A user named honest_jake commented Aug. 3, under an Instagram post by GovPlanet promoting the sale of “industrial tubing,” — a posting that was removed from the social media website Friday.
Brian Prewitt added, “Why not put it up instead of selling?” “This is the reason tax payers have just about finished paying taxes.”
Rep. Juan Ciscomani, R-Ariz., who represents the border districts where the wall components that were auctioned have been sitting idle for years, slammed Biden’s “refusal” to act.
Ciscomani stated that the federal government should use every tool available to protect our border. “Instead, these materials have been wasted, first collecting dirt in the desert, and now being sold.”
Senate Republicans slammed Biden in 2021 for spending $2 billion for storage costs and termination charges as he tried winding down Trump’s contracts for wall building. This year, congressional investigators discovered that the DOD continued to pay $130,000 per day for storage fees on unused wall components.
The former president Donald Trump promised to build “an impenetrable physical, tall, powerful, beautiful Southern border wall” in his 2016 presidential campaign.

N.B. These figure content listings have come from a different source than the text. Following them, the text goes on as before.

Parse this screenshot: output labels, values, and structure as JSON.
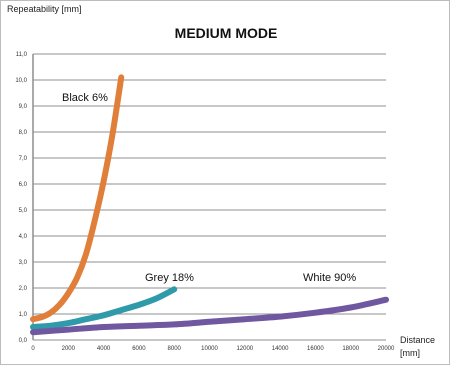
{
  "chart_data": {
    "type": "line",
    "title": "MEDIUM MODE",
    "ylabel": "Repeatability [mm]",
    "xlabel_line1": "Distance",
    "xlabel_line2": "[mm]",
    "xlim": [
      0,
      20000
    ],
    "ylim": [
      0,
      11
    ],
    "x_ticks": [
      0,
      2000,
      4000,
      6000,
      8000,
      10000,
      12000,
      14000,
      16000,
      18000,
      20000
    ],
    "y_ticks": [
      "0,0",
      "1,0",
      "2,0",
      "3,0",
      "4,0",
      "5,0",
      "6,0",
      "7,0",
      "8,0",
      "9,0",
      "10,0",
      "11,0"
    ],
    "grid": "horizontal",
    "series": [
      {
        "name": "Black 6%",
        "color": "#e07f3a",
        "points": [
          [
            0,
            0.8
          ],
          [
            500,
            0.88
          ],
          [
            1000,
            1.05
          ],
          [
            1500,
            1.35
          ],
          [
            2000,
            1.8
          ],
          [
            2500,
            2.4
          ],
          [
            3000,
            3.3
          ],
          [
            3500,
            4.6
          ],
          [
            4000,
            6.1
          ],
          [
            4500,
            7.9
          ],
          [
            5000,
            10.1
          ]
        ]
      },
      {
        "name": "Grey 18%",
        "color": "#2f9aaa",
        "points": [
          [
            0,
            0.5
          ],
          [
            1000,
            0.55
          ],
          [
            2000,
            0.65
          ],
          [
            3000,
            0.8
          ],
          [
            4000,
            0.95
          ],
          [
            5000,
            1.15
          ],
          [
            6000,
            1.35
          ],
          [
            7000,
            1.6
          ],
          [
            8000,
            1.95
          ]
        ]
      },
      {
        "name": "White 90%",
        "color": "#6f58a0",
        "points": [
          [
            0,
            0.3
          ],
          [
            2000,
            0.4
          ],
          [
            4000,
            0.5
          ],
          [
            6000,
            0.55
          ],
          [
            8000,
            0.6
          ],
          [
            10000,
            0.7
          ],
          [
            12000,
            0.8
          ],
          [
            14000,
            0.9
          ],
          [
            16000,
            1.05
          ],
          [
            18000,
            1.25
          ],
          [
            20000,
            1.55
          ]
        ]
      }
    ]
  }
}
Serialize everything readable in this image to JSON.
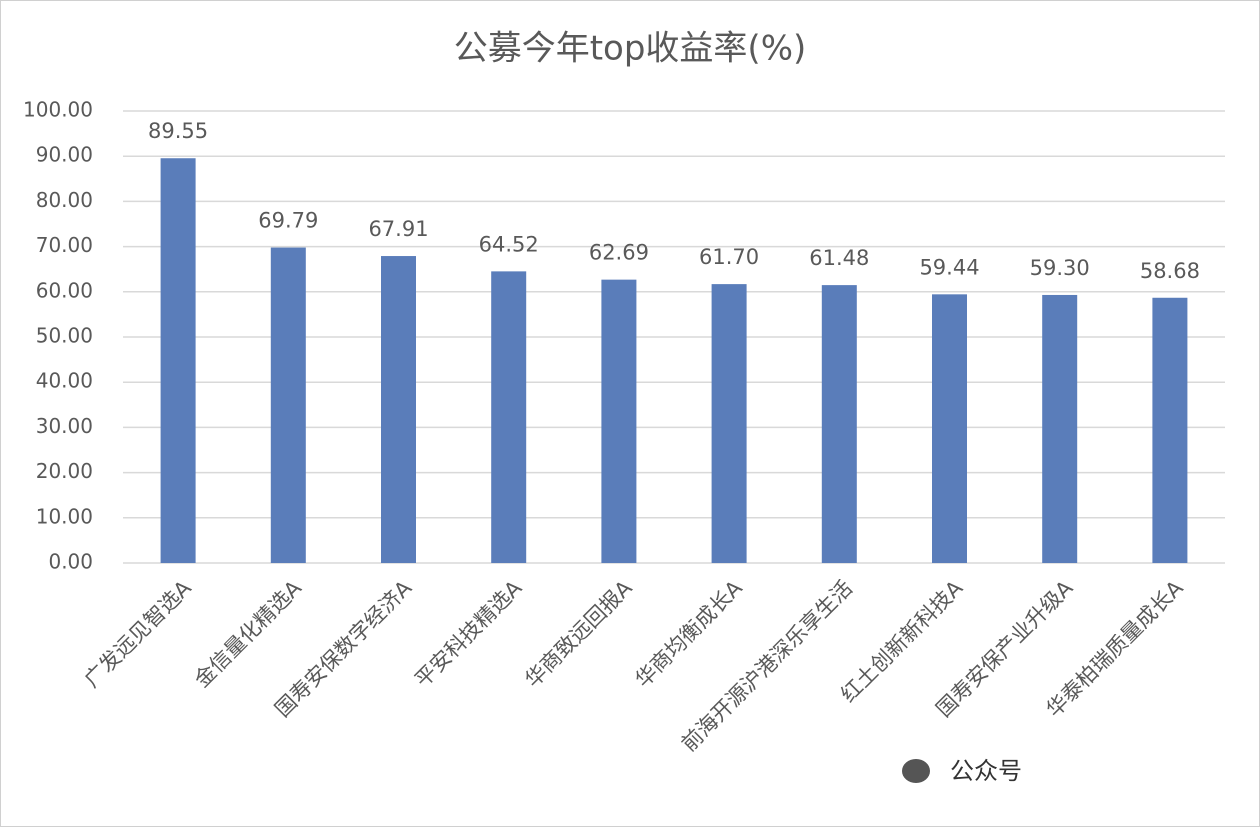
{
  "chart_data": {
    "type": "bar",
    "title": "公募今年top收益率(%)",
    "categories": [
      "广发远见智选A",
      "金信量化精选A",
      "国寿安保数字经济A",
      "平安科技精选A",
      "华商致远回报A",
      "华商均衡成长A",
      "前海开源沪港深乐享生活",
      "红土创新新科技A",
      "国寿安保产业升级A",
      "华泰柏瑞质量成长A"
    ],
    "values": [
      89.55,
      69.79,
      67.91,
      64.52,
      62.69,
      61.7,
      61.48,
      59.44,
      59.3,
      58.68
    ],
    "value_labels": [
      "89.55",
      "69.79",
      "67.91",
      "64.52",
      "62.69",
      "61.70",
      "61.48",
      "59.44",
      "59.30",
      "58.68"
    ],
    "color": "#5a7dba",
    "ylim": [
      0,
      100
    ],
    "yticks": [
      {
        "value": 0,
        "label": "0.00"
      },
      {
        "value": 10,
        "label": "10.00"
      },
      {
        "value": 20,
        "label": "20.00"
      },
      {
        "value": 30,
        "label": "30.00"
      },
      {
        "value": 40,
        "label": "40.00"
      },
      {
        "value": 50,
        "label": "50.00"
      },
      {
        "value": 60,
        "label": "60.00"
      },
      {
        "value": 70,
        "label": "70.00"
      },
      {
        "value": 80,
        "label": "80.00"
      },
      {
        "value": 90,
        "label": "90.00"
      },
      {
        "value": 100,
        "label": "100.00"
      }
    ],
    "grid": true,
    "watermark": "公众号"
  }
}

During his presidency, he spent $15 billion to install 450 miles of barriers. An additional 250 miles were still being installed at the end.
In his inaugural day presidential proclamation Biden halted the construction of all border walls, calling Trump’s plan “a waste” and “not a serious solution”.

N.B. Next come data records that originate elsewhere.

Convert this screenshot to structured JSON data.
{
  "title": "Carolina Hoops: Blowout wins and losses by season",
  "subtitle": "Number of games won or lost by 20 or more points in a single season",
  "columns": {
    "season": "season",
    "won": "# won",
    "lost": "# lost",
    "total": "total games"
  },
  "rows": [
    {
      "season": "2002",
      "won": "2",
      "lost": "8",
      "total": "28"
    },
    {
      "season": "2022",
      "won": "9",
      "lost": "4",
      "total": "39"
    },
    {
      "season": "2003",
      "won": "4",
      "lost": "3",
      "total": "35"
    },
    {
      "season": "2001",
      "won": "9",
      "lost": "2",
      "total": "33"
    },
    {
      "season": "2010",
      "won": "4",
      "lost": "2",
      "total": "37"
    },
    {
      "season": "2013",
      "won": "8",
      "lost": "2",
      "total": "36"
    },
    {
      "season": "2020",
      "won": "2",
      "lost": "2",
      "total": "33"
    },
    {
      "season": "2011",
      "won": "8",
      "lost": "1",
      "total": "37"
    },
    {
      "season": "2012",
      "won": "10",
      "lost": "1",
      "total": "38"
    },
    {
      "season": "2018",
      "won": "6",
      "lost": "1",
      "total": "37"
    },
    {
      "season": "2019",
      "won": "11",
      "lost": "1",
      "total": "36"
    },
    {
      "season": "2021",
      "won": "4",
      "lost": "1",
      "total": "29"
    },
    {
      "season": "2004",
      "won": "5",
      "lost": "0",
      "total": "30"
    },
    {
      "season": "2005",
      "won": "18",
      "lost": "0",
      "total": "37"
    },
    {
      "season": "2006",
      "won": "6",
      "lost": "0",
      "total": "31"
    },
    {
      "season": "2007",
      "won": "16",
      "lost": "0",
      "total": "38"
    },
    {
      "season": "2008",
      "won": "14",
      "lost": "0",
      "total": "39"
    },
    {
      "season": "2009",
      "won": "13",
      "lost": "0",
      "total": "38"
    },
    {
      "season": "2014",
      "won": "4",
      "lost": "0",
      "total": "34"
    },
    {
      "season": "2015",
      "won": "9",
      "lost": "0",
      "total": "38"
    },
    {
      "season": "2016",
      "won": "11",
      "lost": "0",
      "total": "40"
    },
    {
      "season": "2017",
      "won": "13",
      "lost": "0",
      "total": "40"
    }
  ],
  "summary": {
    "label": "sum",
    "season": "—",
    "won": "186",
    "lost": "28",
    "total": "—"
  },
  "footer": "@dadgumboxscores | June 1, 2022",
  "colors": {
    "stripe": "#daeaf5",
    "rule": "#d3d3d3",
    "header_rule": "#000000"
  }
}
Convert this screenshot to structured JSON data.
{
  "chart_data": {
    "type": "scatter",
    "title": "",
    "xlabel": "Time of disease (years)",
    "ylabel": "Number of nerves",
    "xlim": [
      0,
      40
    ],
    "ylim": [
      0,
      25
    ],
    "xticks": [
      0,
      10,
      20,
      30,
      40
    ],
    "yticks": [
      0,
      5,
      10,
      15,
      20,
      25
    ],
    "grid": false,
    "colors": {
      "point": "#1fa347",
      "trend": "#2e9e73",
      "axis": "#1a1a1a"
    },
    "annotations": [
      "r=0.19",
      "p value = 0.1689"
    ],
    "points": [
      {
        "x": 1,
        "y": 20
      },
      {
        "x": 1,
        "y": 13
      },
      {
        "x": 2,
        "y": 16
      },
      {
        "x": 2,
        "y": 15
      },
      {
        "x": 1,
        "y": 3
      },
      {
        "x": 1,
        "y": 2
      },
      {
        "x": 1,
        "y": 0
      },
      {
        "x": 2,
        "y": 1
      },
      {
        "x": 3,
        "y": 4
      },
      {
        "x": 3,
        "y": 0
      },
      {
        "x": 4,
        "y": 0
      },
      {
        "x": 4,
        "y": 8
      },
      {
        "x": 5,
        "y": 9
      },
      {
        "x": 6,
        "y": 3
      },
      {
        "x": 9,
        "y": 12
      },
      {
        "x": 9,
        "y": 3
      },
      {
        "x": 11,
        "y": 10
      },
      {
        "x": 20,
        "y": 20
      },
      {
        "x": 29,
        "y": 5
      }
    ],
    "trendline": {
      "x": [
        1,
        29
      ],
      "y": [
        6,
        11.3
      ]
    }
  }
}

Asylum seekers rushed to the US-Mexico Border almost immediately to take advantage Biden’s lax enforcement policy.
US Customs and Border Protection reported around 1.7 millions migrant encounters at the southern border during fiscal year 2021 and an unprecedented 2.4 million in fiscal 2022.
According to the agency, nearly 1.8 million migrants have been encountered in the first nine-month period of the current fiscal. This is on pace to surpass the shocking 2022 total.
Estimates suggest that 2.6 million asylum seekers, or “gotaways”, have made their way to the United States under Biden’s administration. This has flooded cities such as New York where, each month, more than 10,000 migrants arrive to demand food, shelter and social services. The municipal budget is being shredded.
“President Biden does not care about taxpayer dollars or how his open borders are bankrupting entire communities in the United States that pay for his failures,” said Rep. Nicole Malliotakis, (R-SI/Brooklyn), a Brooklyn lawmaker who is fighting to ban migrant shelters on city parks and military sites.